Location: Healthy Body Weight Research
Project Number: 3062-51000-054-001-N
Project Type: Non-Funded Cooperative Agreement
Start Date: Sep 1, 2017
End Date: Dec 31, 2020
The purpose of this collaboration is to maintain cooperation and coordination of studies involving energy metabolism regulation by nutrients. Collaborating faculty from UND has colonies of long-living and short-living mice that are used to study interventions that impact health and longevity. Outcome measures include behavior (anxiety, spatial learning, memory, motor coordination, balance, grip strength), oxidative metabolism, amino acid metabolism, mitochondrial function and epigenetic marks. USDA-ARS-GFHNRC personnel are studying maternal diet-induced epigenetic alterations in obesity. ARS has studied offspring white and brown adipose, offspring skeletal muscle and liver, offspring skeletal muscle mitochondrial oxidative enzyme gene expression, and dam placental tissues. Studies have shown that mitochondrial dysfunction contributes to aging and that aging is associated with decreased skeletal muscle mass and increased adiposity. Whether maternal diets affect mitochondrial function to contribute to offspring aging, reduction in skeletal muscle mass and increased adiposity have not yet been determined. Therefore, the objective is to examine the impact of maternal nutritional interventions that alter energy metabolism in skeletal and adipose tissues during offspring development and aging processes.

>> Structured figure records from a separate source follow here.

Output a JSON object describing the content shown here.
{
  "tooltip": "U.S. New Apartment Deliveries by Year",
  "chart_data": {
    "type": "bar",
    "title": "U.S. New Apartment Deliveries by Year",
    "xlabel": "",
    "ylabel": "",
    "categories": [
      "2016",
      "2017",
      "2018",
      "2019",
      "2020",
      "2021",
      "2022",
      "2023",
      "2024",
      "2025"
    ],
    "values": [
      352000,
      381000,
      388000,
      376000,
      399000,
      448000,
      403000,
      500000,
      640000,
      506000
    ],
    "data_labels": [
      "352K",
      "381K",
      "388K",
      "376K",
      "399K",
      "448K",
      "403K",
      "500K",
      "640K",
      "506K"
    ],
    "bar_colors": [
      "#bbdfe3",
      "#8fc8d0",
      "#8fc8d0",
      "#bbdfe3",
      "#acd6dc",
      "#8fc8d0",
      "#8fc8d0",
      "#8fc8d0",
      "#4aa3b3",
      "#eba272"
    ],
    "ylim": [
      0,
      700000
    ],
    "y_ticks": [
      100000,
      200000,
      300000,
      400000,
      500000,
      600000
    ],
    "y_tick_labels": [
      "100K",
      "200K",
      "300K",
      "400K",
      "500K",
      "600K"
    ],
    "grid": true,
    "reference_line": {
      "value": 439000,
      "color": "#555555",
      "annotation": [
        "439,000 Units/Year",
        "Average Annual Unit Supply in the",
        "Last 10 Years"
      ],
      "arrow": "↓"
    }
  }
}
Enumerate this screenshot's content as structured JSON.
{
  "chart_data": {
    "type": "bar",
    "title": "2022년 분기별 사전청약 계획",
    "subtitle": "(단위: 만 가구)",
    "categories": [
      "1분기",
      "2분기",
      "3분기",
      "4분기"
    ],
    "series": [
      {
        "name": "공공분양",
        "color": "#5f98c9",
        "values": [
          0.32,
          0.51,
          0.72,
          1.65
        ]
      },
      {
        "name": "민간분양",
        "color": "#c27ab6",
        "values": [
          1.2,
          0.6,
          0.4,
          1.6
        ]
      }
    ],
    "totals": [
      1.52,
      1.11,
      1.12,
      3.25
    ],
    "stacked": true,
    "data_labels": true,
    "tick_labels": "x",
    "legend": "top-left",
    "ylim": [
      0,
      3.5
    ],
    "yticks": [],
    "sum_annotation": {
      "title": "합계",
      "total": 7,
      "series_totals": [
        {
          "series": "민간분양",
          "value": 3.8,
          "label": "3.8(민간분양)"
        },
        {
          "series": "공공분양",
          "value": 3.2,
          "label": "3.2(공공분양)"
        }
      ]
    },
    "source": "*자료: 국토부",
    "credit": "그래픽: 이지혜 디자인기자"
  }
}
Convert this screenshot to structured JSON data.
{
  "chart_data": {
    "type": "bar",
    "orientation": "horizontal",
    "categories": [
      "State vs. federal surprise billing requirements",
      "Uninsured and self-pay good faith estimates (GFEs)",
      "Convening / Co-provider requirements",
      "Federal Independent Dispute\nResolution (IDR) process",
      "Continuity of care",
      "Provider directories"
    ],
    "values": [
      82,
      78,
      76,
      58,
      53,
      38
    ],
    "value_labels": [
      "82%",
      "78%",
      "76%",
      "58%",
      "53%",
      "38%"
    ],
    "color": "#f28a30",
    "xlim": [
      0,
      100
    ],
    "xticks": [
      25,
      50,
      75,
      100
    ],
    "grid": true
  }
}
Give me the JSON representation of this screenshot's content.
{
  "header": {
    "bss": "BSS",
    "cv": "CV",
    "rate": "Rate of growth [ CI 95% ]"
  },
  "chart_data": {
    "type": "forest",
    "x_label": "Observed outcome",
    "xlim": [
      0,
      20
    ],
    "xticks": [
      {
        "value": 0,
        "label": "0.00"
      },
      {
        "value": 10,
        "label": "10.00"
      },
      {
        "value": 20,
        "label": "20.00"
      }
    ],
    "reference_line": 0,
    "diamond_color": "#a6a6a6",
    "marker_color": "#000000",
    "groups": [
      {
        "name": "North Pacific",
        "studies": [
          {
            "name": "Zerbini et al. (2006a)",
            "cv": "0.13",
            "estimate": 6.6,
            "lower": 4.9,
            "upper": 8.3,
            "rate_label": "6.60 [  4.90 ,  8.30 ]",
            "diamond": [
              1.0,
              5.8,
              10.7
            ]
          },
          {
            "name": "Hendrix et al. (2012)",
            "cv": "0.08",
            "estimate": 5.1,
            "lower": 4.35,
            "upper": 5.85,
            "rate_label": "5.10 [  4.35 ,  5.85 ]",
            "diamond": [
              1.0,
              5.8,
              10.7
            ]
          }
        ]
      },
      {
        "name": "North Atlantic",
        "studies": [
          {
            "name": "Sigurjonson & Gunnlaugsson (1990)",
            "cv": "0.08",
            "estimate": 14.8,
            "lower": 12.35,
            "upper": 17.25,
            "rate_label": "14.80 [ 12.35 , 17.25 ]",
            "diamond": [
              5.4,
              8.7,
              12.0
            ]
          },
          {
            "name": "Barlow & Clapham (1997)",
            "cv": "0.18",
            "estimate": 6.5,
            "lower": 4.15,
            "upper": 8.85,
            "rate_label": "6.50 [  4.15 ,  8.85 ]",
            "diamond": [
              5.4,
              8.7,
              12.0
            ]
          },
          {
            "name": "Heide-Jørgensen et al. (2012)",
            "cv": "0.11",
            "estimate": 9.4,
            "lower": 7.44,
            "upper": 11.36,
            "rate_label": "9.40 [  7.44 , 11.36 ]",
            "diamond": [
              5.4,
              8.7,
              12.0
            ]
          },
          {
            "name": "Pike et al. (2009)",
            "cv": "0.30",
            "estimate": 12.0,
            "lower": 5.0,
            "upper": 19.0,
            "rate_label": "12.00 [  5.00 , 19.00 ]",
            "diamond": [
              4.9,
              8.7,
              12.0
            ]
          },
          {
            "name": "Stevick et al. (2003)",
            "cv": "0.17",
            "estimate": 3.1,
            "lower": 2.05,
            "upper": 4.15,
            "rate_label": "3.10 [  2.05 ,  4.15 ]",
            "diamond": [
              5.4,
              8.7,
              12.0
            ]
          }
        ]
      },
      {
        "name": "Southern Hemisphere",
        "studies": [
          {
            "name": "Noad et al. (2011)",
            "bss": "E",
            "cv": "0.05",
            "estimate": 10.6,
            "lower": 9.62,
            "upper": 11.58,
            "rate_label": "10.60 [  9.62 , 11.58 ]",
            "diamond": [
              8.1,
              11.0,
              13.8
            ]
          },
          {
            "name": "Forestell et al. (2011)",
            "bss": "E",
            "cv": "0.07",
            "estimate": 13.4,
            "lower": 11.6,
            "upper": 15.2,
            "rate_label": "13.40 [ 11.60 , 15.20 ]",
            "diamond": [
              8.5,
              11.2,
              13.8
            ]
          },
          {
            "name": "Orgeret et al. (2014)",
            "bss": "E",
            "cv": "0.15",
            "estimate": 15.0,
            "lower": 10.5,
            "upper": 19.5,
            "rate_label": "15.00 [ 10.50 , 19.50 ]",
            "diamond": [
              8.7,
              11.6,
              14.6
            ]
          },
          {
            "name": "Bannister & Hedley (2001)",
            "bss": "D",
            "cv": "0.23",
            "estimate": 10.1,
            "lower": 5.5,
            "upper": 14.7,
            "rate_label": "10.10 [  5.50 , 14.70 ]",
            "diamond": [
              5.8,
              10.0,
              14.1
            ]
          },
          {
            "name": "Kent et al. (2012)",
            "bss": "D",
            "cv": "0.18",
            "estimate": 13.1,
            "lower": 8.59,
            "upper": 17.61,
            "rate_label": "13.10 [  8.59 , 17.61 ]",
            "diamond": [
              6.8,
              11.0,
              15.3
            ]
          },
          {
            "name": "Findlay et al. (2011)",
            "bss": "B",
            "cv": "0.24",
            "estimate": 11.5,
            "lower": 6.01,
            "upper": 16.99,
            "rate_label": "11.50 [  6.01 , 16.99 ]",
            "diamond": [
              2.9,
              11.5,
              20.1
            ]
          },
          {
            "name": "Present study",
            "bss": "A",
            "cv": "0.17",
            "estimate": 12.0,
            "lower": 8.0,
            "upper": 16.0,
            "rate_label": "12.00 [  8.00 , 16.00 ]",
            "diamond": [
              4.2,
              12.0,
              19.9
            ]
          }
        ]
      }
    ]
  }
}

ARS and UND personnel will use instruments at the Grand Forks Human Nutrition Research Center such as Pyromark 24 to sequence liver, adipose, and skeletal muscle genes involved in regulation of age-associated metabolic pathways that may be affected by epigenetic alterations. Other instruments such as Seahorse analyzer will be used to determine oxidative energy metabolism from the same tissues.